In Balochistan, only Lasbela accounts for 87 percent of the province’s total industrial output. These statistics speak volumes about the leading industrial production centers in each province. Because some districts are part of the same institutional framework, they exhibit much better industrial functioning than others, indicating that the success or failure of industrial districts is a complex phenomenon that needs to be thoroughly studied before SEZ planning.

While each country has its own unique characteristics and one should not blindly follow a one-size-fits-all approach, some lessons from international practices can be recognized and appropriately tailored to a particular country’s specific needs and circumstances. In this context, a detailed study on Special Economic Zones entitled ‘If Africa nests, will the birds come? Comparative Study on Special Economic Zones in Africa and China’, provides some recommendations applicable to Pakistan.

Based on a comprehensive assessment of SEZs in China and three African countries – Ethiopia, Nigeria and Zambia – the study claims that governments and SEZ developers in these countries have encountered similar challenges, such as in relation to creating links with the local economy.
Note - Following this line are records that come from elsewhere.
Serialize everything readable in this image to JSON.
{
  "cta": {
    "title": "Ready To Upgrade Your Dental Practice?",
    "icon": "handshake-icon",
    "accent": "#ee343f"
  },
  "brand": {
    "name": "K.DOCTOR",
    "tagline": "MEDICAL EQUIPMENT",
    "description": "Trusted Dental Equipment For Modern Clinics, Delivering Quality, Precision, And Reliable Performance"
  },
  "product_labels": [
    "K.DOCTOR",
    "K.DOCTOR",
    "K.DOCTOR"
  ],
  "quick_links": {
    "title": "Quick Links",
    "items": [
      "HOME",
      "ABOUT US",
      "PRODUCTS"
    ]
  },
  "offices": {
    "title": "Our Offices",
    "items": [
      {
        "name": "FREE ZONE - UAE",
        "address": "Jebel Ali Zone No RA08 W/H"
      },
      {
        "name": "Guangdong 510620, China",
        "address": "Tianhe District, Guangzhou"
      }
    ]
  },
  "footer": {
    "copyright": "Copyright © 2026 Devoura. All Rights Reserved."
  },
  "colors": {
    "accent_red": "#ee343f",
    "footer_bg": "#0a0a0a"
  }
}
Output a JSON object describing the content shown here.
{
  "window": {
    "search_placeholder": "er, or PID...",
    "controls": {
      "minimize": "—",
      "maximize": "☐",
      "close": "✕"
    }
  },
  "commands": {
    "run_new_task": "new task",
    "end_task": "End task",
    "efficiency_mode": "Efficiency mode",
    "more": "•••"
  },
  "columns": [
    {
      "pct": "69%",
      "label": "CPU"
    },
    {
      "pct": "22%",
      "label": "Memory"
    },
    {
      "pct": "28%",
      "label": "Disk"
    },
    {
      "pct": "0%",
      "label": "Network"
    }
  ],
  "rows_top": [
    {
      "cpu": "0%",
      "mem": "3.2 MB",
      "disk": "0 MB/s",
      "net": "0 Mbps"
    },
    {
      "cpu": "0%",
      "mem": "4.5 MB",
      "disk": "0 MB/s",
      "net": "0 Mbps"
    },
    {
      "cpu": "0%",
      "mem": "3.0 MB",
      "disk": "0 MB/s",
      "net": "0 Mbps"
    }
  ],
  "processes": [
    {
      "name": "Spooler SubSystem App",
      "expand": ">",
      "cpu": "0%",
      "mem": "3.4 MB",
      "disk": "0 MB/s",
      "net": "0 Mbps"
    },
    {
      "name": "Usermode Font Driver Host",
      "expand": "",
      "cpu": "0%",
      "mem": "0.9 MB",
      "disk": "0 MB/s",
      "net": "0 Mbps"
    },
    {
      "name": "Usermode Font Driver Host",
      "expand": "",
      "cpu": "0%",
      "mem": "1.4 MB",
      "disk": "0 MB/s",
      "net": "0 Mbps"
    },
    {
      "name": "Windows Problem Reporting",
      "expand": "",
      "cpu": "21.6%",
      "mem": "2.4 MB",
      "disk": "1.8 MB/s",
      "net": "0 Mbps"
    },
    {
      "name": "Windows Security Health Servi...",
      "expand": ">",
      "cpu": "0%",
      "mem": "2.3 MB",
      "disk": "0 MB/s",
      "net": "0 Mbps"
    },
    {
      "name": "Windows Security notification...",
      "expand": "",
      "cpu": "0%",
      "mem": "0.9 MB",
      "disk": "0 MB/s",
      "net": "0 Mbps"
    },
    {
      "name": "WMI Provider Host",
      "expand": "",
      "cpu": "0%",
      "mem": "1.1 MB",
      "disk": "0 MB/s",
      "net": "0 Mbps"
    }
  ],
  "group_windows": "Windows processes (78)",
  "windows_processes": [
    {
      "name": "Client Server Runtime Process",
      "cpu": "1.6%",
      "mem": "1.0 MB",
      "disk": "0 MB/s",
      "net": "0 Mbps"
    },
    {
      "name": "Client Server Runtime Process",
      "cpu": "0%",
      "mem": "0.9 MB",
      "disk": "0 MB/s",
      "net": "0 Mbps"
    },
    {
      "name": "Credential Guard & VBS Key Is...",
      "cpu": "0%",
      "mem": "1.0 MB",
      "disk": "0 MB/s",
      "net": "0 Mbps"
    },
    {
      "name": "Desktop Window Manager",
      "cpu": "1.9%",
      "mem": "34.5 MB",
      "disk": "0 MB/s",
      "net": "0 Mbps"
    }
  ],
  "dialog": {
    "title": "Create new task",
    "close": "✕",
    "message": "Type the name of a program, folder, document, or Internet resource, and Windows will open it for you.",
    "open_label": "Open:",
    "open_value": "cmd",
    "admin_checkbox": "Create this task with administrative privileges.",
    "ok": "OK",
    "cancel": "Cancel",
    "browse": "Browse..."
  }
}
The study suggests that it is crucial to ensure high-level political commitment and support for effective inter-ministerial cooperation; integrate SEZ programs into national development strategies and plans; and ensure sufficient funding for infrastructure development inside and outside the SEZ prior to SEZ approval. Similarly, it has recommended providing incentives for establishing joint ventures between foreign SEZ companies and local companies.

Also, concrete efforts need to be made to respond to the labor needs of the SEZ by aligning the curricula of universities and Technical Vocational Education Institutions (TVET).